Another silent moment passed. Suddenly, she stood up. “I must be going into lab. One of my graduate students needed additional assistance in setting up an experiment and I have a grant to write,” she said.
“Oh, yeah, sure,” Andrew said, standing uncomfortably. He pushed the hair out of his eyes. The pair made their way to the front door again, which she opened.
“Well, it’s been nice talking to you,” Andrew said, attempting to tie up the unconventional, abbreviated conversation.
“Likewise,” she said with a curt nod. Andrew turned to leave, glancing at his watch. The dialogue had been much shorter than expected.
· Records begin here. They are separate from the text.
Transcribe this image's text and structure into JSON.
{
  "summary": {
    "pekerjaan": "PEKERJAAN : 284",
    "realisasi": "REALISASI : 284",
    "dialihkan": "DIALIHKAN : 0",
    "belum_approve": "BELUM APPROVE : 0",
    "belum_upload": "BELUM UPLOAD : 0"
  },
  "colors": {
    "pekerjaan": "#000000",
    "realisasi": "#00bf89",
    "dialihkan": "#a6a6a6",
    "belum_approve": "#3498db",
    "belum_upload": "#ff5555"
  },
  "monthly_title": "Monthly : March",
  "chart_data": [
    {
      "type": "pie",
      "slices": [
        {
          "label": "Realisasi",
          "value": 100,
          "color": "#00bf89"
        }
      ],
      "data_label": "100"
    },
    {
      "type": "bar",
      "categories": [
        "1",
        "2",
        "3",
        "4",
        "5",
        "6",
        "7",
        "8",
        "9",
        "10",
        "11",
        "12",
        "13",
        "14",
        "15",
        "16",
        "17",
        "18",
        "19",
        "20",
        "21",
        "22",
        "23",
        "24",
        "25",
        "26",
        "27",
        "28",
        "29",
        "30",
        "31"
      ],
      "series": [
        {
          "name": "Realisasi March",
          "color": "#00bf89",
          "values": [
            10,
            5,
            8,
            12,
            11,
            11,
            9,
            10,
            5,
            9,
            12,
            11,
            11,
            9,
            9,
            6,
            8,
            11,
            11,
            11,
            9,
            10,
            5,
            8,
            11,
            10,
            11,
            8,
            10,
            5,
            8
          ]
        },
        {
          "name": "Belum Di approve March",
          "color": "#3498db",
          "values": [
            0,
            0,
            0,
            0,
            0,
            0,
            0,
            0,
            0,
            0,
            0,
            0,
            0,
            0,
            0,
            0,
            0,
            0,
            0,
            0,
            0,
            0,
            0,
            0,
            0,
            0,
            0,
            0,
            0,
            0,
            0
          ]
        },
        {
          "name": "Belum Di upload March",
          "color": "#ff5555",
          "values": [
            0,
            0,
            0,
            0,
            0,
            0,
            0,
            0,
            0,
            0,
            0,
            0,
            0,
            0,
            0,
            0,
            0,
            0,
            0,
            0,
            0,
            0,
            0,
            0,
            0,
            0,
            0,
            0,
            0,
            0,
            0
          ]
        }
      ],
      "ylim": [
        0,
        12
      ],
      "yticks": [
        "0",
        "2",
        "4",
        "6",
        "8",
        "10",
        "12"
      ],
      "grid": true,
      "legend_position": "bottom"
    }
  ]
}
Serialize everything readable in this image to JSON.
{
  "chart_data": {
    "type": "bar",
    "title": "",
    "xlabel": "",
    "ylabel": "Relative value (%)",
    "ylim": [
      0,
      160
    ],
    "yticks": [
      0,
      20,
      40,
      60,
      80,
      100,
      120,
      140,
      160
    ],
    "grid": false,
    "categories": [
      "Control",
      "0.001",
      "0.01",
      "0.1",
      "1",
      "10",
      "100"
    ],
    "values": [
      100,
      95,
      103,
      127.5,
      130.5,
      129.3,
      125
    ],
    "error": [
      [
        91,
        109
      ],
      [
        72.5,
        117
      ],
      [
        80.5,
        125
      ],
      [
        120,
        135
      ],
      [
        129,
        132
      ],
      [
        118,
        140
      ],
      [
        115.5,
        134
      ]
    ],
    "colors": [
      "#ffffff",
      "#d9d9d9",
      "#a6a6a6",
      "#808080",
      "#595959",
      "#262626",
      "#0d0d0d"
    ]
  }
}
“I do not believe I caught your name,” she said. He turned back.
“It’s Andrew. Andrew Solis,” he said.
“My grandfather, your great-grandfather, was named Andrew,” she remarked. “I would recommend either growing your hair out to the extent it can be a restrained by a ponytail or similar mechanism over the summer or else cutting it short. The state that it is at now, you risk being balded by a Bunsen burner in your chemistry lab next year, Andrew.”
“I will keep that in mind,” Andrew smiled. He had driven two hours for a ten-minute conversation, and, strangely, he did not regret it.